Others go beyond, suggesting electric school bus fleets for rural districts, microgrid development for municipal buildings, or agricultural climate adaption plans for farmers in Massachusetts. Others provide cross-cutting equity strategies, such as ensuring that low-income households experience significant energy cost savings, developing targeted apprenticeship pathways for residents in environmental justice communities, or combining improvements in indoor air quality and climate resilience with lead abatement.
When combined, these recommendations provide a vision of energy justice that would be impossible for any governmental agency or consulting business to duplicate on its own.
Coordination is now required. The Commonwealth ought to:
Compile all of Massachusetts’s federal environmental grant applications that have been submitted in the last two years.
Examine commonalities, technical fixes, and equity-focused strategies.
Combine them to create a statewide, public energy and environmental justice plan that will serve as a roadmap for the Healey administration and legislature.
The finest ideas can be funded by charitable partnerships, governmental capital allocations, or already-existing climate programs.
Promote the procedure as a novel approach to climate governance that involves participation.
We should build on the plans that communities have previously created rather than beginning over or hiring experts to create yet another plan from the ground up. The visioning is done by us. The technical work has been completed. Let’s proceed with the scaling now.
Massachusetts has established itself as a climate leader under Governor Maura Healey. However, leadership entails more than just setting goals; it also entails making investments in our methods of achieving them. A strategy derived from this varied collection of grant applications would provide on-the-ground viability, which has not yet been included in any statewide roadmap.
Renters, low-income families, community health professionals, local authorities, and nonprofit organizations that are already testing out solutions would all have their lived reality reflected. It would highlight the areas that most need technical help, where projects are delayed by permits, and where anchor institutions are willing to collaborate.

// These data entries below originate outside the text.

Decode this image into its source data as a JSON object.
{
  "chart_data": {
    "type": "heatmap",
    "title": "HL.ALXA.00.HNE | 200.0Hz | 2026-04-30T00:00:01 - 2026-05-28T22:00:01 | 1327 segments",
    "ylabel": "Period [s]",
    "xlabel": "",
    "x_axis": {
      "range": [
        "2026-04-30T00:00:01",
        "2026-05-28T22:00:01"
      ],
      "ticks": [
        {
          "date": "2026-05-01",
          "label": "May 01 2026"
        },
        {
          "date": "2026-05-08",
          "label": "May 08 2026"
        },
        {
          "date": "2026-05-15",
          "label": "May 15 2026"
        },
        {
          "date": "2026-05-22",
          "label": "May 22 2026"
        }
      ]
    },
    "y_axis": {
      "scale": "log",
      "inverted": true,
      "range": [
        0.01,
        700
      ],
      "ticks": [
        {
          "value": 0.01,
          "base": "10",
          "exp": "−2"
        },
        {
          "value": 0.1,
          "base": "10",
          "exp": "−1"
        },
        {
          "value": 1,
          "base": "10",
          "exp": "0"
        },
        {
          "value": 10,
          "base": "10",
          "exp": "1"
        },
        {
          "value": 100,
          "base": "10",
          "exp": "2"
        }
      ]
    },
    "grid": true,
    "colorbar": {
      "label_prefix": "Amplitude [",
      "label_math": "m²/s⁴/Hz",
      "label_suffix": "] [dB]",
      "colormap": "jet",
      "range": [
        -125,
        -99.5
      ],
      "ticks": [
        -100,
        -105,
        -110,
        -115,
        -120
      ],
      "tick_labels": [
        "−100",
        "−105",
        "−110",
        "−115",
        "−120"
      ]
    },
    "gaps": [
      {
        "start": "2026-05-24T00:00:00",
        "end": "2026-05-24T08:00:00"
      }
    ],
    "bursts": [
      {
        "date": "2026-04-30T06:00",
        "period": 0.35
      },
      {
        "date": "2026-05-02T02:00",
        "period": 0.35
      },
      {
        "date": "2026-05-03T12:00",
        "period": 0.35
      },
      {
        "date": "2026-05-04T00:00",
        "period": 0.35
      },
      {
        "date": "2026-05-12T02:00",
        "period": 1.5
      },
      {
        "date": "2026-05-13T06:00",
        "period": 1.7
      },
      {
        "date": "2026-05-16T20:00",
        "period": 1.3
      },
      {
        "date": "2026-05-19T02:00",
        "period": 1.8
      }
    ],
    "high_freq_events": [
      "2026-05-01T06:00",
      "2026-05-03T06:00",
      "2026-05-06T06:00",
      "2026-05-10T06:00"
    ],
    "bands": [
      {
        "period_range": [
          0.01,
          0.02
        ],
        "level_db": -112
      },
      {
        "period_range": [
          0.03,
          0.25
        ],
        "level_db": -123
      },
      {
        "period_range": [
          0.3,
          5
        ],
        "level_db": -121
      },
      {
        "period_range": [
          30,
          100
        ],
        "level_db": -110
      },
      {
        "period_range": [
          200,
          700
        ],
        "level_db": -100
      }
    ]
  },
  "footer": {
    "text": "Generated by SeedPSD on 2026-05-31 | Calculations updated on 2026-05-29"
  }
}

Additionally, it would make sure that innovative ideas don’t die because the federal government rejected them. We make it clear that Massachusetts supports innovation that meets community needs and climate goals by sourcing them locally.
This method also rethinks the way that public planning is done in the first place. Planning has typically involved hiring consultants, hosting a few stakeholder meetings, and publishing a glossy PDF for decades. What if, instead, we begin with what organizations and citizens of Massachusetts have already planned, written, and budgeted?
It would be quicker that way. less expensive. And much more authentic. Additionally, it would foster trust by demonstrating that the government recognizes and responds to community efforts.
Massachusetts is at a turning point. We can either ignore promising, well-thought-out ideas for environmental justice and climate change, or we can use them as the foundation for a new vision for the entire Commonwealth.
It may be painful to lose a $20 million award, but the greater loss would be not being able to take advantage of the extraordinary effort that went into proposals such as this one. Let’s continue the plan we started. Let’s match grassroots creativity with state leadership. Additionally, let’s ensure that the climate solutions we scale are ones that benefit everyone.
Ed Gaskin founded Sunday Celebrations and serves as the Executive Director of Greater Grove Hall Main Streets.